GitSearch: Enhancing Community Notes Generation with Gap-Informed Targeted Search
Sahajpreet Singh, Kokil Jaidka, Min-Yen Kan
TL;DR
The paper tackles moderation of online misinformation by addressing gaps in Community Notes through a gap-informed framework called GitSearch. It proposes a three-stage pipeline—gap detection, targeted retrieval, and constrained synthesis—to align AI-generated CNs with human expectations, especially in cold-start scenarios. Using PolBench, it demonstrates near-full coverage ($99\%$) and strong quality, surpassing both human-authored notes in helpfulness (mean $3.87$ vs $3.36$) and generic web-agent baselines in structured retrieval (win rate $59\%$).
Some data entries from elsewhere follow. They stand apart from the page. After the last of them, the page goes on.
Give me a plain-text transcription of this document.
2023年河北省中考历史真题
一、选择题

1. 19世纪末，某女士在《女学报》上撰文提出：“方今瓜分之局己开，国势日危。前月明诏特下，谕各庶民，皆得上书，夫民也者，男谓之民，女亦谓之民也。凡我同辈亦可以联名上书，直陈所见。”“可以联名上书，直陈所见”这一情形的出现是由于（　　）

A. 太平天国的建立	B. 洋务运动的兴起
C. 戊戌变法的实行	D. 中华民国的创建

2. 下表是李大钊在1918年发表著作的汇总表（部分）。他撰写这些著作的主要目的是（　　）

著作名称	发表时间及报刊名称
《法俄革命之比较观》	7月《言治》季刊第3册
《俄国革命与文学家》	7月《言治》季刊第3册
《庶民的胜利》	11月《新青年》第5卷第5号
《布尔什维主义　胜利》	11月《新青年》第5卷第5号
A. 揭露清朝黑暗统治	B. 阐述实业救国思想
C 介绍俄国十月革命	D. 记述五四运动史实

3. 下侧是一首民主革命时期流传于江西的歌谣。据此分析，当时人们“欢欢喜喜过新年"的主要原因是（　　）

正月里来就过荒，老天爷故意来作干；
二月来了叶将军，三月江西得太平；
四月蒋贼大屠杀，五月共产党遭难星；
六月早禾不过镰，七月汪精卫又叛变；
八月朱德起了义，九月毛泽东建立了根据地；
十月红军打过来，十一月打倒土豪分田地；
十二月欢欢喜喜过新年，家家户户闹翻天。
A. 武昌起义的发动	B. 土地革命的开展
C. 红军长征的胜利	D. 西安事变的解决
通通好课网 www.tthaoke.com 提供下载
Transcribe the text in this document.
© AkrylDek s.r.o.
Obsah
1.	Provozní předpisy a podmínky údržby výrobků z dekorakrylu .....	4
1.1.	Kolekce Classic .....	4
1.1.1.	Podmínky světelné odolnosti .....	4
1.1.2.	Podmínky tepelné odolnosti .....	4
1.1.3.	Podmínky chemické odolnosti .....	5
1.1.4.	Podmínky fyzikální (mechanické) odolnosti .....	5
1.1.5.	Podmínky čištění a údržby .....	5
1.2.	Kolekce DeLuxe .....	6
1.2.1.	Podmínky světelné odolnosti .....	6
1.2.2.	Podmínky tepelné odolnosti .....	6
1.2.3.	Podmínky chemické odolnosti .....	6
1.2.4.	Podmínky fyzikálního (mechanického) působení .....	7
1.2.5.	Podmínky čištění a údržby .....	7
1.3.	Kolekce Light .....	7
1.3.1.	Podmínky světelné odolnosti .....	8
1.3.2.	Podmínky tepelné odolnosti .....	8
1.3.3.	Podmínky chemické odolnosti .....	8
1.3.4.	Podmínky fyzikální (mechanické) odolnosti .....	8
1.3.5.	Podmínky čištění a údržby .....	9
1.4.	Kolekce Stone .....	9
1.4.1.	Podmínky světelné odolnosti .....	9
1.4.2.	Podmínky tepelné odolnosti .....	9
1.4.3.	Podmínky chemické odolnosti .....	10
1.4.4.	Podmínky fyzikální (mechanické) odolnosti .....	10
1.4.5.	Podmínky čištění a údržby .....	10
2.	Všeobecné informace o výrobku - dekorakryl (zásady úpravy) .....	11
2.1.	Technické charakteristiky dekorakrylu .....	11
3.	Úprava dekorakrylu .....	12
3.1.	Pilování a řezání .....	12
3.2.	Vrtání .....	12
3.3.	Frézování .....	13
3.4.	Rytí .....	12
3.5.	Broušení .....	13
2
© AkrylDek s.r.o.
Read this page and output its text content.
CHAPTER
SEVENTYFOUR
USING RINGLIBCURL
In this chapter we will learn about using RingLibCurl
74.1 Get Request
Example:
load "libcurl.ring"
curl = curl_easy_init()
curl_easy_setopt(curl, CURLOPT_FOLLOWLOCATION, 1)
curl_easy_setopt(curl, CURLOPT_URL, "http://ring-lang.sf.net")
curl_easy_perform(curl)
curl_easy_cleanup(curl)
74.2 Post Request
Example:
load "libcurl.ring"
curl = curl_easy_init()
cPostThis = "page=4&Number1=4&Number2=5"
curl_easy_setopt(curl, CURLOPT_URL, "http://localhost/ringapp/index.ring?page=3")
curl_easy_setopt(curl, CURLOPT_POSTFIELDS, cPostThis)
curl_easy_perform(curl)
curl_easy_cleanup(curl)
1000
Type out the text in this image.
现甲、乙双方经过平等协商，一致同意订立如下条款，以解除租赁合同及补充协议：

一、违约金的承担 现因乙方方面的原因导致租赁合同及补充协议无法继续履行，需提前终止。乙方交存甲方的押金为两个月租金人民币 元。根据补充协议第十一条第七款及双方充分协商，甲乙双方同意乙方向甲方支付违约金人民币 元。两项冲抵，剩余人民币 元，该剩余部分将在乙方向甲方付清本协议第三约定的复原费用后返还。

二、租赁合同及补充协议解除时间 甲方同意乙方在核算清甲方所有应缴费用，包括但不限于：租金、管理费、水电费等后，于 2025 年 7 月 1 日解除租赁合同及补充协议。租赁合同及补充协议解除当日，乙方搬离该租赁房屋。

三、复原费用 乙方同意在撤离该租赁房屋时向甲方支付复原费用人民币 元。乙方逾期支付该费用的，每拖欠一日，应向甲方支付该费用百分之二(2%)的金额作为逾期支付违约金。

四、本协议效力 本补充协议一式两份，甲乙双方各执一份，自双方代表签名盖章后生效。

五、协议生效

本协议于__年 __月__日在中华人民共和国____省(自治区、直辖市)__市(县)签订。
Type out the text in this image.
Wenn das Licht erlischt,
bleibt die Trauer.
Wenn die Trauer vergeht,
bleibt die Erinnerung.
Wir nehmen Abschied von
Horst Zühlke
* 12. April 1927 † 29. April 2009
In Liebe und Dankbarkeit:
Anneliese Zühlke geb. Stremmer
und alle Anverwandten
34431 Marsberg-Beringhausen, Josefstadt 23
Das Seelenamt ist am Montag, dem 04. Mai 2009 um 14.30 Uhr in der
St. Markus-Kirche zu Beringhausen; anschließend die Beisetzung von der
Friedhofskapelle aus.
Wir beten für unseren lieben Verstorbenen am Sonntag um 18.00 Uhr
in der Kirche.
The work also shows that incorporating existing notes as context improves performance and highlights remaining challenges in ambiguity resolution and context reconstruction. Overall, GitSearch offers a scalable, evidence-grounded approach to improve the reliability and usefulness of community-based moderation while acknowledging the need for human oversight and iterative refinement.
Abstract
Community-based moderation offers a scalable alternative to centralized fact-checking, yet it faces significant structural challenges, and existing AI-based methods fail in "cold start" scenarios. To tackle these challenges, we introduce GitSearch (Gap-Informed Targeted Search), a framework that treats human-perceived quality gaps, such as missing context, etc., as first-class signals. GitSearch has a three-stage pipeline: identifying information deficits, executing real-time targeted web-retrieval to resolve them, and synthesizing platform-compliant notes. To facilitate evaluation, we present PolBench, a benchmark of 78,698 U.S. political tweets with their associated Community Notes. We find GitSearch achieves 99% coverage, almost doubling coverage over the state-of-the-art. GitSearch surpasses human-authored helpful notes with a 69% win rate and superior helpfulness scores (3.87 vs. 3.36), demonstrating retrieval effectiveness that balanced the trade-off between scale and quality.